The following strategies are used to protect the crop from weeds.

  1. Getting a decent seedbed ready.
  2. Weeds are removed mechanically.
  3. Plants the seeds as soon as possible.
  4. Click here to learn more about Crop Protection.

Viruses and Fungi

  • Fungi and viruses are microorganism-causing illnesses that impact both plants and newly yielded crops. These infections are devastating, since they wipe out entire agricultural fields.
  • Tobacco mosaic virus, cauliflower mosaic virus, cucumber mosaic virus, and other plant viruses are examples.
  • Leaf rust, stem rust, powdery mildew, and other disease-causing fungus are examples.

Losses in storage

  • The newly harvested food grains are kept in large storage facilities such as silos after harvesting.
  • The food grains, on the other hand, are destroyed by pests or waterlogging. This is referred to as storage loss.


  • Animal husbandry is the raising and keeping of animals for a profit. Animals are raised for the purpose of producing milk, meat, and eggs.


  • Cattle are raised by nearly every farmer.
  • Cattle are raised for milk and draught labor is used for agricultural work in India.
  • Bos indicus (cow) and Bos bubalis (buffalo) are the two most common species of reared castles.
  • Cows of exotic breeds, such as Jersey and Brown Swiss, are bred to have long lactations.
  • Indian breeds such as the Red Sindhi and the Sahiwal are bred for disease resistance and drought resilience.
  • India also raises a lot of hybrids.

Poultry Farming

  • Poultry farming is a type of animal husbandry that involves raising domestic fowl for the purpose of producing eggs and chicken meat.
  • Indian poultry types include the Aseel, Busra Chittagong, and Ghagus.
  • American breeds include the Plymouth rock Wyandotte, Rhode Island red, and New Hampshire.
  • Here are some more examples:
  • Sussex, Cornish, red caps, and other English breeds are examples.
  • White leghorns, Minorca, are more often bred in the Mediterranean Class.
  • Layers are egg-laying birds, whereas broilers are meat-producing birds.

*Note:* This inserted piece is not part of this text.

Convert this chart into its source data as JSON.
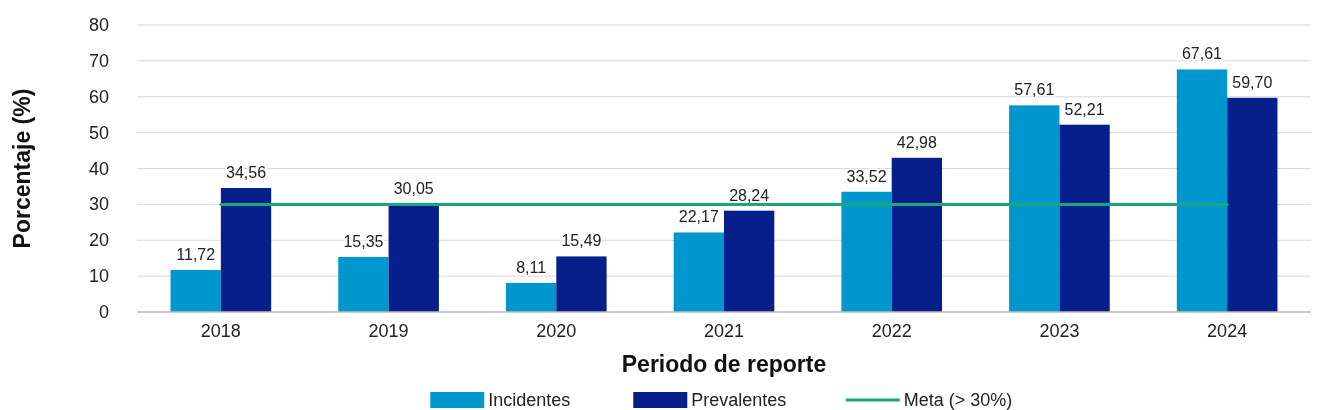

  • Fishery is the business of obtaining fish for human use. People that live near the seaside eat a lot of fish since it’s a fantastic source of protein.
  • Fish may be found in the sea, freshwater lakes, and even estuaries.
  • Aquaculture is the term for the process of catching fish. The following are the many sorts of fisheries:
  • Marine fisheries — Fishing in the oceans and seas is referred to as marine fisheries. It also deals with other seafood such as prawns, lobsters, and crabs, in addition to fish.
  • Inland fisheries – This type of fishing takes place in rivers, lakes, and tanks. Freshwater fish such as Rohu, Catla, Mrigal, Grass carp, and others are particularly popular.

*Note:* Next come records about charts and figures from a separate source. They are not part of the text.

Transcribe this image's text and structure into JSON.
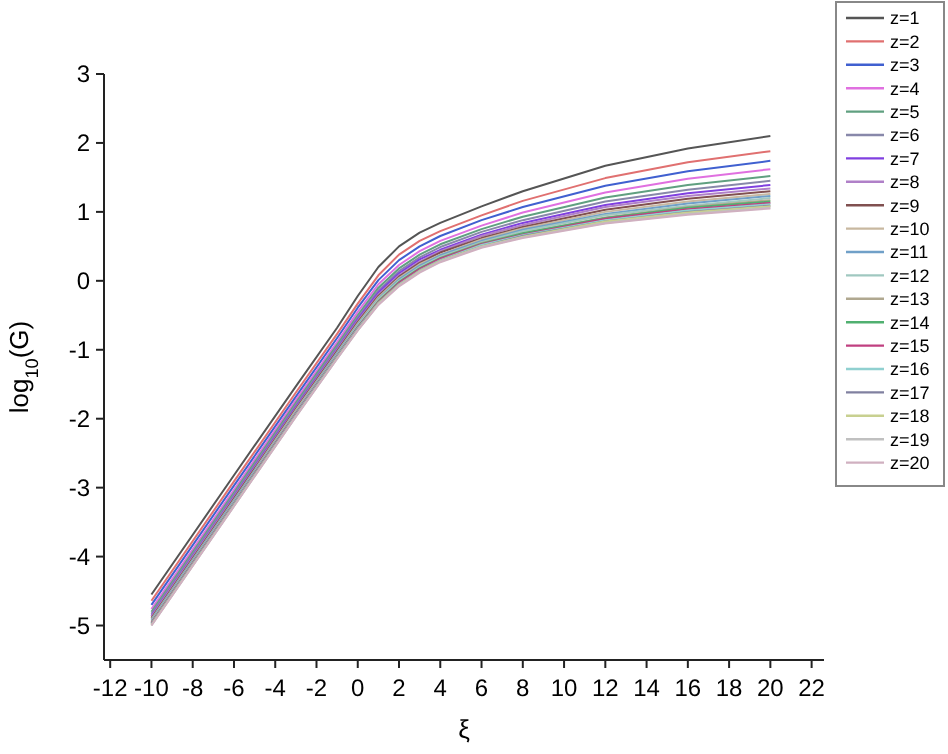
{
  "chart_data": {
    "type": "line",
    "xlabel": "ξ",
    "ylabel": "log$_{10}$(G)",
    "x": [
      -10,
      -6,
      -3,
      -1,
      0,
      1,
      2,
      3,
      4,
      6,
      8,
      12,
      16,
      20
    ],
    "xlim": [
      -12.3,
      22.6
    ],
    "xticks": [
      -12,
      -10,
      -8,
      -6,
      -4,
      -2,
      0,
      2,
      4,
      6,
      8,
      10,
      12,
      14,
      16,
      18,
      20,
      22
    ],
    "ylim": [
      -5.5,
      3
    ],
    "yticks": [
      -5,
      -4,
      -3,
      -2,
      -1,
      0,
      1,
      2,
      3
    ],
    "grid": false,
    "legend": "right",
    "marker": "none",
    "line_style": "solid",
    "series": [
      {
        "name": "z=1",
        "color": "#555555",
        "values": [
          -4.55,
          -2.82,
          -1.53,
          -0.68,
          -0.22,
          0.2,
          0.5,
          0.7,
          0.84,
          1.08,
          1.3,
          1.67,
          1.92,
          2.1
        ]
      },
      {
        "name": "z=2",
        "color": "#e07070",
        "values": [
          -4.64,
          -2.91,
          -1.62,
          -0.77,
          -0.33,
          0.08,
          0.38,
          0.58,
          0.72,
          0.95,
          1.16,
          1.49,
          1.72,
          1.88
        ]
      },
      {
        "name": "z=3",
        "color": "#4060d0",
        "values": [
          -4.7,
          -2.97,
          -1.68,
          -0.83,
          -0.39,
          0.01,
          0.3,
          0.5,
          0.65,
          0.88,
          1.07,
          1.38,
          1.59,
          1.74
        ]
      },
      {
        "name": "z=4",
        "color": "#e070e0",
        "values": [
          -4.76,
          -3.03,
          -1.73,
          -0.89,
          -0.45,
          -0.05,
          0.23,
          0.43,
          0.58,
          0.8,
          0.99,
          1.28,
          1.48,
          1.62
        ]
      },
      {
        "name": "z=5",
        "color": "#60a080",
        "values": [
          -4.8,
          -3.07,
          -1.77,
          -0.93,
          -0.5,
          -0.1,
          0.18,
          0.38,
          0.53,
          0.75,
          0.93,
          1.21,
          1.39,
          1.52
        ]
      },
      {
        "name": "z=6",
        "color": "#8888aa",
        "values": [
          -4.83,
          -3.1,
          -1.8,
          -0.96,
          -0.53,
          -0.14,
          0.14,
          0.34,
          0.49,
          0.71,
          0.88,
          1.15,
          1.32,
          1.45
        ]
      },
      {
        "name": "z=7",
        "color": "#8040e0",
        "values": [
          -4.86,
          -3.13,
          -1.83,
          -0.99,
          -0.56,
          -0.17,
          0.11,
          0.31,
          0.45,
          0.67,
          0.84,
          1.1,
          1.27,
          1.39
        ]
      },
      {
        "name": "z=8",
        "color": "#b080c8",
        "values": [
          -4.87,
          -3.14,
          -1.85,
          -1.0,
          -0.58,
          -0.2,
          0.08,
          0.28,
          0.43,
          0.65,
          0.81,
          1.07,
          1.23,
          1.34
        ]
      },
      {
        "name": "z=9",
        "color": "#805050",
        "values": [
          -4.89,
          -3.16,
          -1.86,
          -1.02,
          -0.6,
          -0.22,
          0.06,
          0.26,
          0.41,
          0.62,
          0.78,
          1.03,
          1.19,
          1.3
        ]
      },
      {
        "name": "z=10",
        "color": "#c8b8a0",
        "values": [
          -4.91,
          -3.18,
          -1.88,
          -1.04,
          -0.62,
          -0.24,
          0.04,
          0.24,
          0.38,
          0.6,
          0.76,
          1.0,
          1.15,
          1.26
        ]
      },
      {
        "name": "z=11",
        "color": "#70a0c8",
        "values": [
          -4.92,
          -3.19,
          -1.9,
          -1.05,
          -0.64,
          -0.26,
          0.02,
          0.22,
          0.37,
          0.58,
          0.74,
          0.97,
          1.12,
          1.23
        ]
      },
      {
        "name": "z=12",
        "color": "#a0c8c0",
        "values": [
          -4.94,
          -3.21,
          -1.91,
          -1.07,
          -0.65,
          -0.27,
          0.0,
          0.2,
          0.35,
          0.56,
          0.72,
          0.95,
          1.09,
          1.2
        ]
      },
      {
        "name": "z=13",
        "color": "#b0a890",
        "values": [
          -4.95,
          -3.22,
          -1.92,
          -1.08,
          -0.67,
          -0.29,
          -0.02,
          0.18,
          0.33,
          0.55,
          0.69,
          0.92,
          1.07,
          1.17
        ]
      },
      {
        "name": "z=14",
        "color": "#50b070",
        "values": [
          -4.96,
          -3.23,
          -1.93,
          -1.09,
          -0.67,
          -0.3,
          -0.02,
          0.18,
          0.33,
          0.54,
          0.69,
          0.91,
          1.06,
          1.15
        ]
      },
      {
        "name": "z=15",
        "color": "#c04080",
        "values": [
          -4.96,
          -3.23,
          -1.93,
          -1.09,
          -0.68,
          -0.31,
          -0.03,
          0.17,
          0.32,
          0.53,
          0.67,
          0.9,
          1.04,
          1.13
        ]
      },
      {
        "name": "z=16",
        "color": "#90d0d0",
        "values": [
          -4.97,
          -3.24,
          -1.94,
          -1.1,
          -0.69,
          -0.32,
          -0.05,
          0.15,
          0.3,
          0.52,
          0.66,
          0.88,
          1.02,
          1.11
        ]
      },
      {
        "name": "z=17",
        "color": "#8080a0",
        "values": [
          -4.98,
          -3.25,
          -1.95,
          -1.11,
          -0.7,
          -0.33,
          -0.06,
          0.14,
          0.29,
          0.5,
          0.65,
          0.86,
          1.0,
          1.09
        ]
      },
      {
        "name": "z=18",
        "color": "#c8d090",
        "values": [
          -4.99,
          -3.26,
          -1.96,
          -1.12,
          -0.71,
          -0.33,
          -0.06,
          0.14,
          0.29,
          0.5,
          0.64,
          0.86,
          0.99,
          1.08
        ]
      },
      {
        "name": "z=19",
        "color": "#c0c0c0",
        "values": [
          -5.0,
          -3.27,
          -1.97,
          -1.13,
          -0.72,
          -0.34,
          -0.07,
          0.13,
          0.28,
          0.49,
          0.63,
          0.84,
          0.97,
          1.06
        ]
      },
      {
        "name": "z=20",
        "color": "#d0b0c0",
        "values": [
          -5.0,
          -3.27,
          -1.97,
          -1.13,
          -0.72,
          -0.35,
          -0.08,
          0.12,
          0.27,
          0.48,
          0.62,
          0.83,
          0.96,
          1.05
        ]
      }
    ]
  }
}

  • Beekeeping, also known as apiculture, is the practice of raising bees for the purpose of producing honey and wax.
  • This has evolved into a significant agro-based and financially lucrative enterprise. Apis mellifera and Apis adamsoni are two exotic kinds cultivated in India.
  • A famous indigenous type is Apis cerena indica, sometimes known as Indian bee. Apis dorsata, popularly known as the Rock bee, is an indigenous species.